“Review: Segregation Story,” Gambit

By D. Eric Bookhardt via bestofneworleans.com

Gordon-Parks-Department-Store_Mobile_Alabama_1956D. Eric Bookhardt on Gordon Parks’ mesmerizing photos of 1950s Alabama

At first glance, many of these photographs of Alabama in 1956 suggest the mellow, nostalgic visions of traditional American life that we associate with Norman Rockwell’s illustrations or Ronald Reagan’s speeches. Look again, and many of the people in these pictures appear clustered near signs announcing “White” or “Colored” that imposed race-based restrictions on their freedom. Scenes that appeal to our nostalgia for a more “innocent” time turn out to be more like South Africa’s sinister apartheid era. They are the work of the late Gordon Parks, whose dramatic photo essays for LIFE magazine presaged his later career as a filmmaker, and the cinematic contrast of blatant racism appearing in otherwise innocent-looking places underscores this paradoxical and strangely misanthropic twist in our history.

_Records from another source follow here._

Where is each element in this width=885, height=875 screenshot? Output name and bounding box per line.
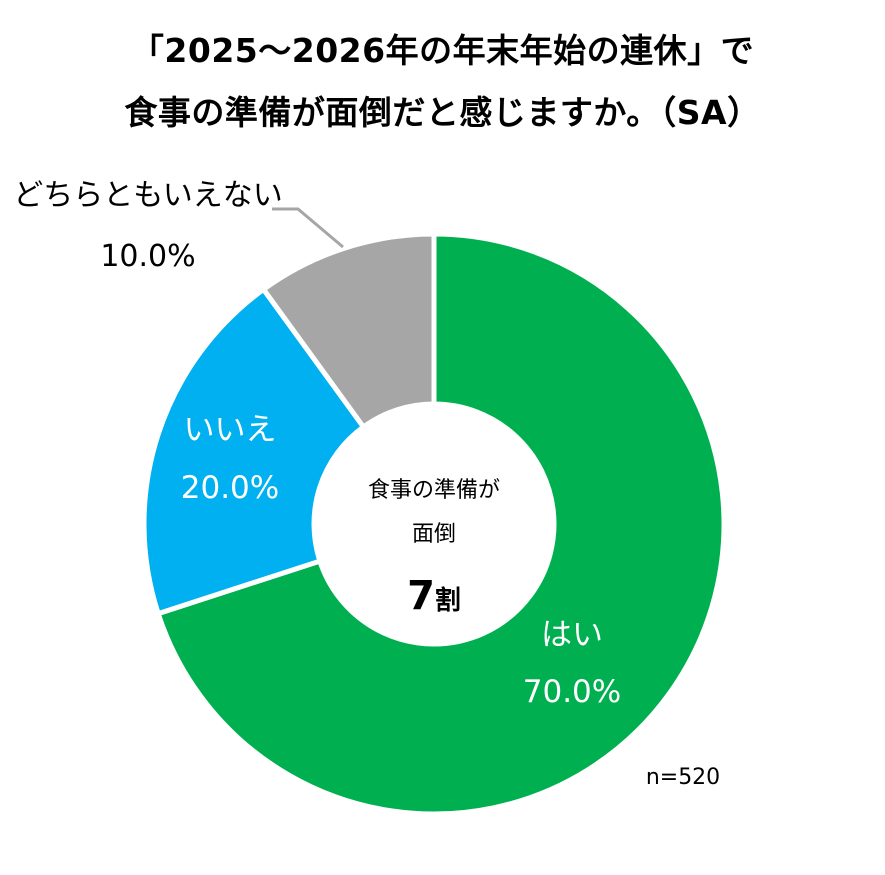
slice-value-yes: 70.0% bbox=[523, 674, 621, 710]
slice-label-yes: はい bbox=[541, 617, 603, 653]
slice-label-neither: どちらともいえない bbox=[13, 178, 282, 213]
center-big-unit: 割 bbox=[435, 585, 461, 616]
donut-slice-no bbox=[141, 285, 367, 617]
donut-slice-neither bbox=[260, 231, 437, 431]
center-text-line-2: 面倒 bbox=[412, 522, 456, 547]
center-big-value: 7割 bbox=[407, 573, 461, 619]
chart-title-line-2: 食事の準備が面倒だと感じますか。（SA） bbox=[124, 93, 761, 132]
slice-value-no: 20.0% bbox=[181, 470, 279, 506]
center-text-line-1: 食事の準備が bbox=[368, 478, 500, 503]
slice-value-neither: 10.0% bbox=[100, 239, 195, 274]
chart-title-line-1: 「2025～2026年の年末年始の連休」で bbox=[130, 31, 755, 70]
center-big-number: 7 bbox=[407, 573, 435, 619]
sample-size-label: n=520 bbox=[646, 765, 720, 790]
leader-line-neither bbox=[272, 207, 344, 249]
donut-slice-yes bbox=[155, 231, 727, 817]
donut-slices bbox=[141, 231, 727, 817]
slice-label-no: いいえ bbox=[184, 412, 277, 448]
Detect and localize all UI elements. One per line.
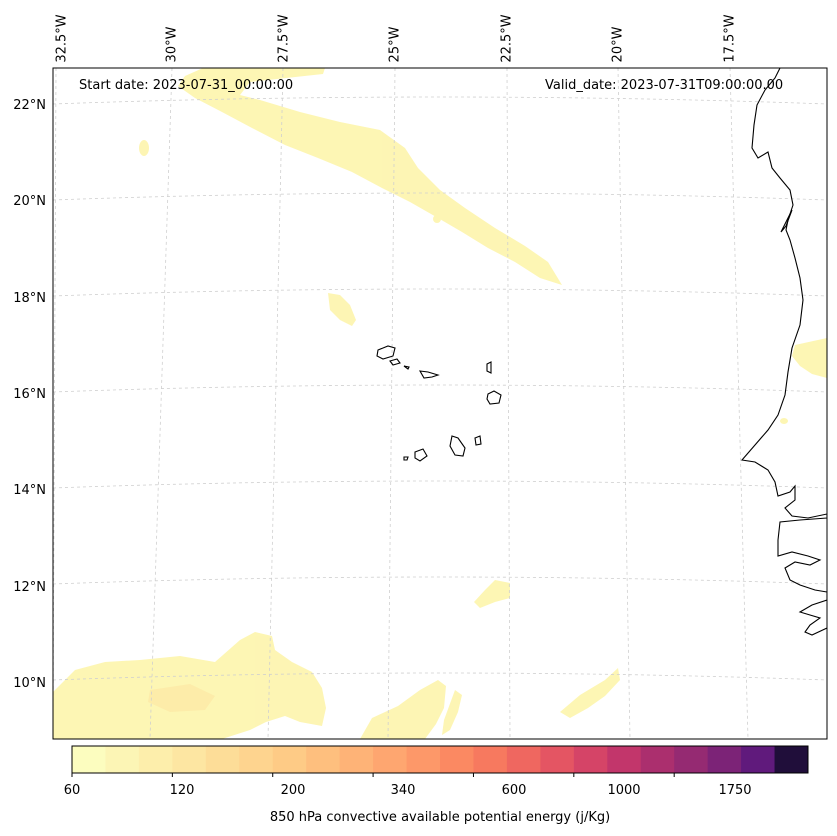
lat-label-14n: 14°N bbox=[13, 483, 46, 498]
colorbar bbox=[71, 745, 809, 777]
african-coastline bbox=[740, 68, 827, 636]
lat-label-10n: 10°N bbox=[13, 676, 46, 691]
lon-label-32.5w: 32.5°W bbox=[54, 14, 70, 63]
colorbar-swatch bbox=[707, 746, 742, 773]
colorbar-swatch bbox=[473, 746, 508, 773]
lat-label-18n: 18°N bbox=[13, 291, 46, 306]
start-date-label: Start date: 2023-07-31_00:00:00 bbox=[79, 78, 294, 93]
map-panel bbox=[53, 68, 827, 739]
colorbar-swatch bbox=[239, 746, 274, 773]
cape-patch-small-2 bbox=[433, 215, 441, 223]
lon-label-22.5w: 22.5°W bbox=[499, 14, 515, 63]
cape-patch-12n bbox=[474, 580, 510, 608]
colorbar-swatch bbox=[406, 746, 441, 773]
cape-band-north bbox=[178, 68, 562, 285]
lat-label-12n: 12°N bbox=[13, 580, 46, 595]
island-santo-antao bbox=[376, 345, 396, 360]
graticule bbox=[53, 68, 827, 739]
island-boa-vista bbox=[486, 390, 502, 405]
cape-patch-18n bbox=[328, 293, 356, 326]
colorbar-swatch bbox=[339, 746, 374, 773]
colorbar-swatch bbox=[138, 746, 173, 773]
colorbar-title: 850 hPa convective available potential e… bbox=[269, 810, 611, 825]
cape-patch-coast-small bbox=[780, 418, 788, 424]
colorbar-frame bbox=[71, 745, 809, 774]
colorbar-tick-340: 340 bbox=[390, 783, 416, 798]
colorbar-tick-60: 60 bbox=[63, 783, 81, 798]
lat-label-16n: 16°N bbox=[13, 387, 46, 402]
island-santiago bbox=[449, 435, 466, 457]
colorbar-swatch bbox=[741, 746, 776, 773]
colorbar-swatch bbox=[774, 746, 809, 773]
colorbar-tick-1000: 1000 bbox=[607, 783, 641, 798]
map-frame bbox=[52, 67, 828, 740]
lon-label-17.5w: 17.5°W bbox=[722, 14, 738, 63]
colorbar-tick-600: 600 bbox=[501, 783, 527, 798]
colorbar-swatch bbox=[506, 746, 541, 773]
colorbar-swatch bbox=[105, 746, 140, 773]
colorbar-swatch bbox=[440, 746, 474, 773]
cape-patch-south-mid bbox=[360, 680, 446, 739]
lon-label-30w: 30°W bbox=[164, 26, 180, 63]
colorbar-swatch bbox=[72, 746, 106, 773]
island-brava bbox=[403, 456, 409, 461]
colorbar-tick-120: 120 bbox=[169, 783, 195, 798]
lon-label-20w: 20°W bbox=[610, 26, 626, 63]
cape-slightly-higher bbox=[148, 684, 215, 712]
island-sao-nicolau bbox=[418, 370, 440, 379]
lat-label-22n: 22°N bbox=[13, 98, 46, 113]
island-sao-vicente bbox=[389, 358, 401, 366]
island-fogo bbox=[414, 448, 428, 462]
valid-date-label: Valid_date: 2023-07-31T09:00:00.00 bbox=[545, 78, 784, 93]
colorbar-swatch bbox=[205, 746, 240, 773]
colorbar-swatch bbox=[373, 746, 408, 773]
island-sal bbox=[486, 361, 492, 374]
colorbar-swatch bbox=[640, 746, 675, 773]
cape-shading bbox=[53, 68, 827, 739]
colorbar-swatch bbox=[272, 746, 307, 773]
cape-patch-small-1 bbox=[139, 140, 149, 156]
colorbar-tick-200: 200 bbox=[280, 783, 306, 798]
lon-label-25w: 25°W bbox=[387, 26, 403, 63]
colorbar-swatch bbox=[540, 746, 575, 773]
colorbar-swatch bbox=[674, 746, 709, 773]
colorbar-tick-1750: 1750 bbox=[718, 783, 752, 798]
colorbar-swatch bbox=[306, 746, 341, 773]
colorbar-swatch bbox=[607, 746, 642, 773]
island-santa-luzia bbox=[403, 365, 410, 370]
colorbar-swatch bbox=[172, 746, 207, 773]
cape-verde-islands bbox=[376, 345, 502, 462]
cape-patch-se bbox=[560, 668, 620, 718]
colorbar-swatch bbox=[573, 746, 608, 773]
lon-label-27.5w: 27.5°W bbox=[276, 14, 292, 63]
island-maio bbox=[474, 435, 482, 446]
cape-patch-coast bbox=[792, 338, 827, 378]
cape-patch-south-east bbox=[442, 690, 462, 735]
lat-label-20n: 20°N bbox=[13, 194, 46, 209]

In Department Store, Mobile Alabama, 1956 (pictured), a primly dressed woman and her daughter stand on the sidewalk below a sign spelling out “Colored Entrance” in big red neon letters in a scene that in purely visual terms resonates nostalgia, which only makes its symbolism all the more chilling. At an old time Dairy Freeze, signs advertising shakes and sundaes share space with others announcing “White” and “Colored” service windows. Parks’ photos of Alabama black folks at home evoke a sense of old-time Americana worthy of Grant Wood, and although he was later better known for images of tumultuous civil rights protests, it is hard to imagine pictures that convey the sheer freakishness of the racist past more effectively than these Segregation Story photographs. Lost for decades, they turned up in 2012, and will soon appear in a book and a major exhibit at Atlanta’s High Museum of Art. They also provide a context for Ti-Rock Moore’s recent civil rights-inspired works at the Ogden Museum of Southern Art and Gallery Twenty-One Fourteen, where a neon sign candidly spells out “White Privilege” among other works reminding us that vestiges of white supremacy linger on, and we can only wonder how historians will view this period a half century from now.